Expo.02: Orange steigt aus
Die Mobilfunk-Firma Orange steigt aus der Expo.02 aus und nimmt eine rechtliche Auseinandersetzung mit der Expo-Leitung in Kauf. Die Expo ihrerseits bezeichnet den Entscheid als "inakzeptabel": Es gehe um einen Vertrag von 9,2 Millionen Franken.
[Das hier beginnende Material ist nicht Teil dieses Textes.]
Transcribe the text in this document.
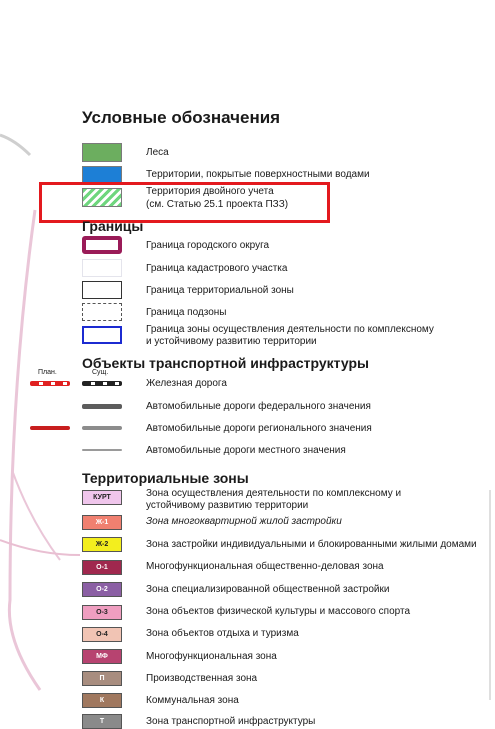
Условные обозначения
Леса
Территории, покрытые поверхностными водами
Территория двойного учета
(см. Статью 25.1 проекта ПЗЗ)
Границы
Граница городского округа
Граница кадастрового участка
Граница территориальной зоны
Граница подзоны
Граница зоны осуществления деятельности по комплексному
и устойчивому развитию территории
Объекты транспортной инфраструктуры
План.	Сущ.
Железная дорога
Автомобильные дороги федерального значения
Автомобильные дороги регионального значения
Автомобильные дороги местного значения
Территориальные зоны
КУРТ	Зона осуществления деятельности по комплексному и
устойчивому развитию территории
Ж-1	Зона многоквартирной жилой застройки
Ж-2	Зона застройки индивидуальными и блокированными жилыми домами
О-1	Многофункциональная общественно-деловая зона
О-2	Зона специализированной общественной застройки
О-3	Зона объектов физической культуры и массового спорта
О-4	Зона объектов отдыха и туризма
МФ	Многофункциональная зона
П	Производственная зона
К	Коммунальная зона
Т	Зона транспортной инфраструктуры
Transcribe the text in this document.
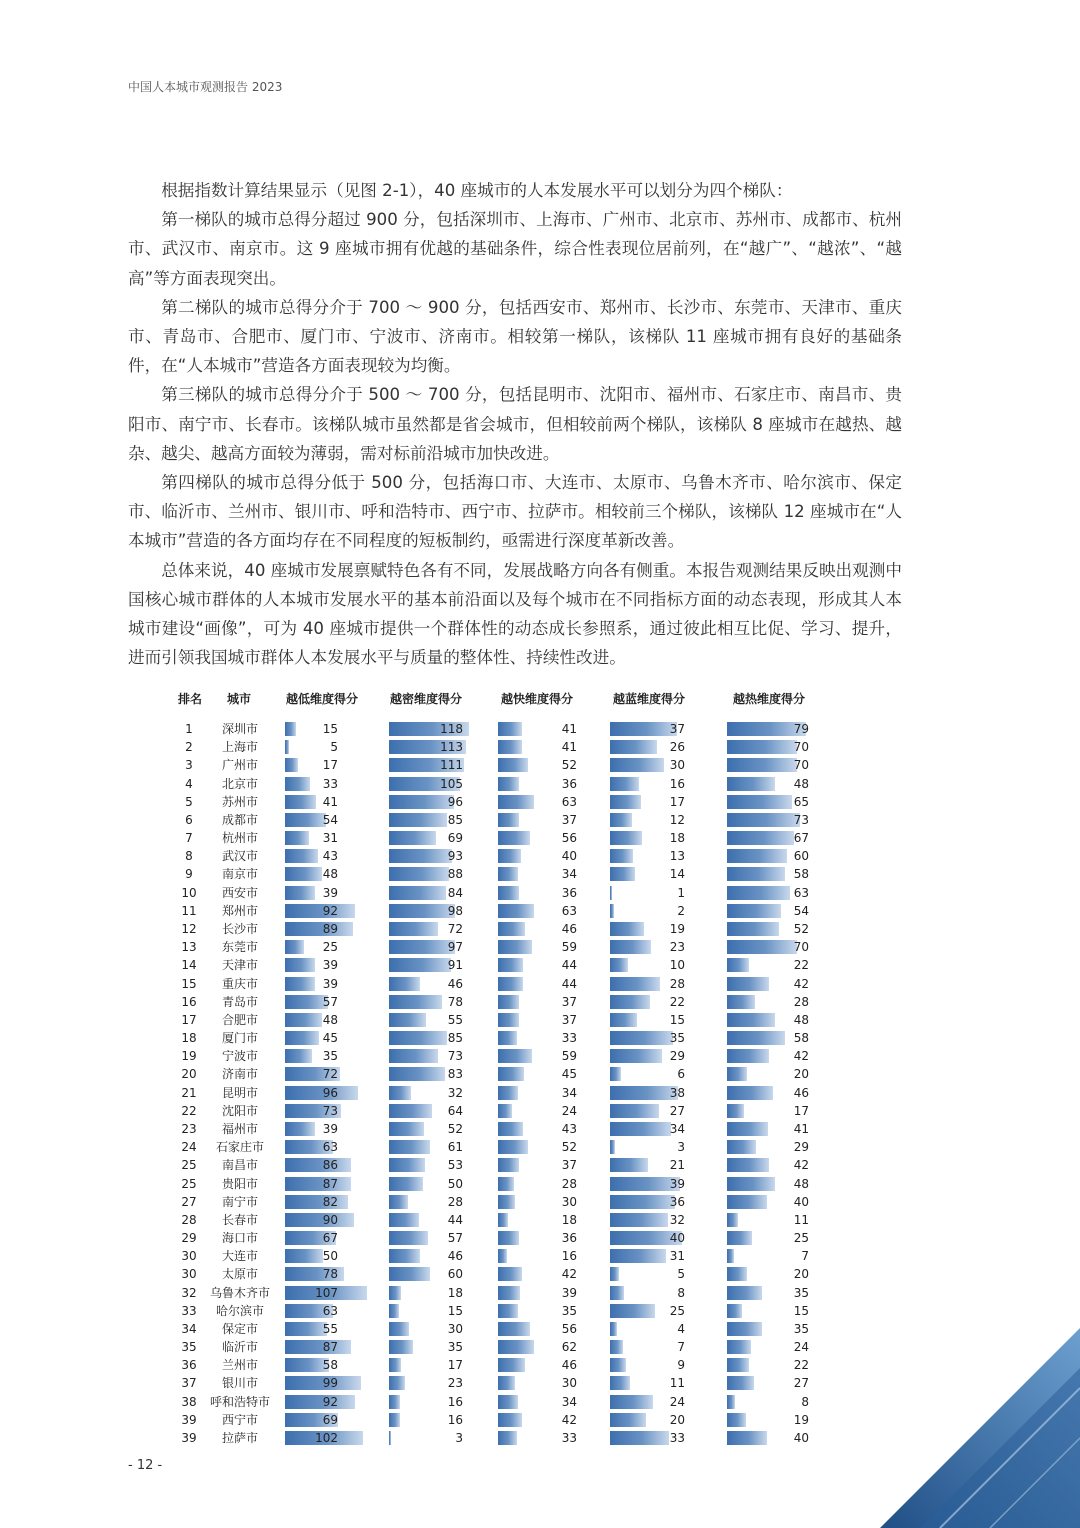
中国人本城市观测报告 2023

根据指数计算结果显示（见图 2-1），40 座城市的人本发展水平可以划分为四个梯队：

第一梯队的城市总得分超过 900 分，包括深圳市、上海市、广州市、北京市、苏州市、成都市、杭州市、武汉市、南京市。这 9 座城市拥有优越的基础条件，综合性表现位居前列，在“越广”、“越浓”、“越高”等方面表现突出。

第二梯队的城市总得分介于 700 ～ 900 分，包括西安市、郑州市、长沙市、东莞市、天津市、重庆市、青岛市、合肥市、厦门市、宁波市、济南市。相较第一梯队，该梯队 11 座城市拥有良好的基础条件，在“人本城市”营造各方面表现较为均衡。

第三梯队的城市总得分介于 500 ～ 700 分，包括昆明市、沈阳市、福州市、石家庄市、南昌市、贵阳市、南宁市、长春市。该梯队城市虽然都是省会城市，但相较前两个梯队，该梯队 8 座城市在越热、越杂、越尖、越高方面较为薄弱，需对标前沿城市加快改进。

第四梯队的城市总得分低于 500 分，包括海口市、大连市、太原市、乌鲁木齐市、哈尔滨市、保定市、临沂市、兰州市、银川市、呼和浩特市、西宁市、拉萨市。相较前三个梯队，该梯队 12 座城市在“人本城市”营造的各方面均存在不同程度的短板制约，亟需进行深度革新改善。

总体来说，40 座城市发展禀赋特色各有不同，发展战略方向各有侧重。本报告观测结果反映出观测中国核心城市群体的人本城市发展水平的基本前沿面以及每个城市在不同指标方面的动态表现，形成其人本城市建设“画像”，可为 40 座城市提供一个群体性的动态成长参照系，通过彼此相互比促、学习、提升，进而引领我国城市群体人本发展水平与质量的整体性、持续性改进。

排名 城市	越低维度得分	越密维度得分	越快维度得分	越蓝维度得分	越热维度得分
1	深圳市	15	118	41	37	79
2	上海市	5	113	41	26	70
3	广州市	17	111	52	30	70
4	北京市	33	105	36	16	48
5	苏州市	41	96	63	17	65
6	成都市	54	85	37	12	73
7	杭州市	31	69	56	18	67
8	武汉市	43	93	40	13	60
9	南京市	48	88	34	14	58
10	西安市	39	84	36	1	63
11	郑州市	92	98	63	2	54
12	长沙市	89	72	46	19	52
13	东莞市	25	97	59	23	70
14	天津市	39	91	44	10	22
15	重庆市	39	46	44	28	42
16	青岛市	57	78	37	22	28
17	合肥市	48	55	37	15	48
18	厦门市	45	85	33	35	58
19	宁波市	35	73	59	29	42
20	济南市	72	83	45	6	20
21	昆明市	96	32	34	38	46
22	沈阳市	73	64	24	27	17
23	福州市	39	52	43	34	41
24	石家庄市	63	61	52	3	29
25	南昌市	86	53	37	21	42
25	贵阳市	87	50	28	39	48
27	南宁市	82	28	30	36	40
28	长春市	90	44	18	32	11
29	海口市	67	57	36	40	25
30	大连市	50	46	16	31	7
30	太原市	78	60	42	5	20
32	乌鲁木齐市	107	18	39	8	35
33	哈尔滨市	63	15	35	25	15
34	保定市	55	30	56	4	35
35	临沂市	87	35	62	7	24
36	兰州市	58	17	46	9	22
37	银川市	99	23	30	11	27
38	呼和浩特市	92	16	34	24	8
39	西宁市	69	16	42	20	19
39	拉萨市	102	3	33	33	40
- 12 -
Bei allem Wohlwollen für die Landesausstellung habe ein Abwägen zwischen der Investitions-Summe und dem zu erwartenden Nutzen zum Abbruch-Entscheid geführt, teilte Orange mit. Der Ausstieg sei ein Entscheid für einen verantwortungsvollen Umgang mit den finanziellen Mitteln und liege im Interesse des Unternehmens, seiner Mitarbeiter und der Kunden.
Als «inakzeptabel» bezeichnete Expo-Sprecher Laurent Paoliello den Entscheid von Orange: «Wir sind konsterniert und verärgert, da wir in Besitz eines von Orange unterzeichneten Vertrags im Umfang von 9,2 Millionen Franken sind.» Zudem habe es keine Anzeichen für einen allfälligen Rückzug des Unternehmens gegeben.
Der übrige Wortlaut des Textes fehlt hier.